Las Vegas Review-Journal

Mexico plans to hold school on television

- By Christophe­r Sherman The Associated Press

MEXICO CITY — Distance learning will begin for more than 30 million Mexican school children Aug. 24, but a return to classrooms will remain an uncertain goal, the country’s education secretary said Monday.

Secretary Esteban Moctezuma Barragán and executives from the country’s largest television networks presented in broad strokes a plan to put educationa­l instructio­n on television.

Moctezuma said that risks to in-person education continue being too high. Officials fear children could become coronaviru­s carriers, infecting relatives at home.

“We wanted to return to in-person classes, but it is not possible, nor prudent,” Moctezuma said.

Students will not return to classrooms until the government’s version of a stoplight to evaluate the pandemic’s risk is safely at green.

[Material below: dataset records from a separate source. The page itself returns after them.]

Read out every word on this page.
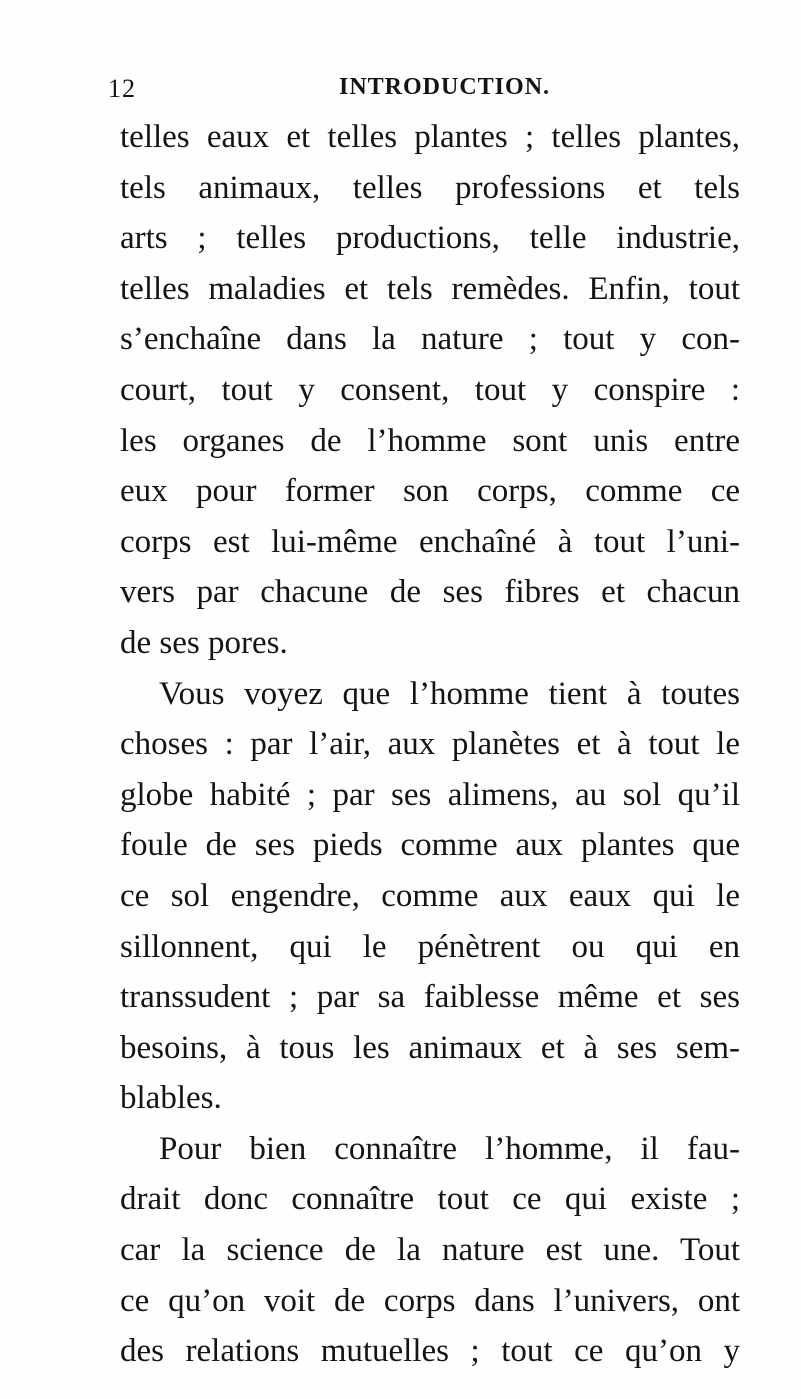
12	INTRODUCTION.
telles eaux et telles plantes ; telles plantes,
tels animaux, telles professions et tels
arts ; telles productions, telle industrie,
telles maladies et tels remèdes. Enfin, tout
s’enchaîne dans la nature ; tout y con-
court, tout y consent, tout y conspire :
les organes de l’homme sont unis entre
eux pour former son corps, comme ce
corps est lui-même enchaîné à tout l’uni-
vers par chacune de ses fibres et chacun
de ses pores.
Vous voyez que l’homme tient à toutes
choses : par l’air, aux planètes et à tout le
globe habité ; par ses alimens, au sol qu’il
foule de ses pieds comme aux plantes que
ce sol engendre, comme aux eaux qui le
sillonnent, qui le pénètrent ou qui en
transsudent ; par sa faiblesse même et ses
besoins, à tous les animaux et à ses sem-
blables.
Pour bien connaître l’homme, il fau-
drait donc connaître tout ce qui existe ;
car la science de la nature est une. Tout
ce qu’on voit de corps dans l’univers, ont
des relations mutuelles ; tout ce qu’on y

Mexico has reported more than 430,000 COVID-19 infections and nearly 48,000 deaths.

Throughout Latin America, nearly all schooling is being carried out online or through television as the pandemic continues to surge here. School districts around the world are struggling with the decision, knowing that for most students there is no substitute for in-person instructio­n.

Moctezuma cited several countries that opened schools and then had to close them as infections spread.

In Mexico, remote indigenous communitie­s will be able to access instructio­n through government radio stations.

Moctezuma said television was a good option because government data shows 94 percent of homes have one. Some 140 million free textbooks will be distribute­d.

“It is returning to classes with all of the formality,” President Andrés Manuel López Obrador said. “This is not an emergency or transitory course. It is starting classes in accordance with the education plan.”